El arqueólogo llegó a lo que quedaba de las primeras ciudades mesopotámicas. Sus manos temblaban al tocar los ladrillos desgastados, porque sabía que esas piedras guardaban más que la memoria de reyes y sacerdotes. Al descender por un túnel oculto bajo una ziggurat, encontró cámaras selladas que contenían fragmentos de metal imposible de datar, piedras talladas con símbolos no humanos y huesos colosales que no pertenecían a ninguna especie terrestre.
Las tablillas halladas allí describían cómo, tras la caída de la nave Vigns y sus hermanas, los sobrevivientes viajaron por ríos y desiertos hasta fundar ciudades-estado.
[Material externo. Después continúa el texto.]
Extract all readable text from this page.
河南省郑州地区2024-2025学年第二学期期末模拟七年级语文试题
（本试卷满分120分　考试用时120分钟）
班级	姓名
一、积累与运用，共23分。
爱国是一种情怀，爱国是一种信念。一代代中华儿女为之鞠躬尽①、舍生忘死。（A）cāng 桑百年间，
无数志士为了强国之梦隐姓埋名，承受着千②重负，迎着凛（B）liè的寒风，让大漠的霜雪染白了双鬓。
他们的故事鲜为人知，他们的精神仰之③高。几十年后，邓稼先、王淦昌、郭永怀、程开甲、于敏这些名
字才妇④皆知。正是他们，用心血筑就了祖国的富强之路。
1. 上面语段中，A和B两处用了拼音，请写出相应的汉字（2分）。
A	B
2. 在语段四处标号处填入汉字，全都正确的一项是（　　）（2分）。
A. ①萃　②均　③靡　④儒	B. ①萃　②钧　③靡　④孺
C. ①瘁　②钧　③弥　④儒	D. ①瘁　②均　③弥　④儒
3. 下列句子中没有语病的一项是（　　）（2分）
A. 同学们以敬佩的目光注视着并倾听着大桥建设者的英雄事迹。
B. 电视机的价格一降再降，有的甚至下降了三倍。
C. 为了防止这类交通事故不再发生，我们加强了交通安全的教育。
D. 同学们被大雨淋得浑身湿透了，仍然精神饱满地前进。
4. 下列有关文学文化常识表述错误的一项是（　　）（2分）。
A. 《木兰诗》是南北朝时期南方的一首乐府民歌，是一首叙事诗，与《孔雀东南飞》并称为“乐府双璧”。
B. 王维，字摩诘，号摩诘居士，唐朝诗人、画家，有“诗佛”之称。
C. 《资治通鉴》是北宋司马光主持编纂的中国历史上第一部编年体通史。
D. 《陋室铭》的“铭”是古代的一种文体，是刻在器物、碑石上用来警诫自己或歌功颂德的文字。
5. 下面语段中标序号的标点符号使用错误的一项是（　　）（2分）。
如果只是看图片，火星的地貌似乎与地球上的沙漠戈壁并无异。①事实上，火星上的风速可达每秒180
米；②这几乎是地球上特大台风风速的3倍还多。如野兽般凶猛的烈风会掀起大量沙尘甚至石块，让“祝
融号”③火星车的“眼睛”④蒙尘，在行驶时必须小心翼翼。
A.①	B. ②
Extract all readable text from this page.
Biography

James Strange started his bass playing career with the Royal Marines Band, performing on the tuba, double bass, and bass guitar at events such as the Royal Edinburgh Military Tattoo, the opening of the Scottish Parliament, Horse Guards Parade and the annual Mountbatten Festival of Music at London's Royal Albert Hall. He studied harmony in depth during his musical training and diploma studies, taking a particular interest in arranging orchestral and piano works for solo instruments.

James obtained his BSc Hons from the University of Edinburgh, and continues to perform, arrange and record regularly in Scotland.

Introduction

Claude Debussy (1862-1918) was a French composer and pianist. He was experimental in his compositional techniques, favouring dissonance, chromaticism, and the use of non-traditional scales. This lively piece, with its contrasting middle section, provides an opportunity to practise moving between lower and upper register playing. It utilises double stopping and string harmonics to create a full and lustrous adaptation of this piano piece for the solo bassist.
Los gigantes, creados como constructores y guardianes, ayudaron a levantar los templos que más tarde serían atribuidos a dioses. Se narraba cómo los Anunnakis llegaron después, reclamando ser divinidades y exigiendo obediencia, mientras los híbridos —descendientes de la manipulación genética de sangre O negativo— eran usados como mediadores entre humanos y “dioses”.
El arqueólogo leyó con asombro cómo los templos eran también laboratorios: en ellos se mezclaba genética con liturgia, y los sacerdotes no eran otra cosa que científicos antiguos custodiando secretos. Los Anunnakis manipularon esta relación para erigir su culto y controlar el oro, necesario no solo para su tecnología, sino también como símbolo de poder.
Las ruinas de Mesopotamia se convirtieron para el arqueólogo en la confirmación de que la humanidad había sido moldeada, no solo espiritualmente, sino también físicamente, por visitantes de otros mundos que buscaban perpetuar su legado y dominio.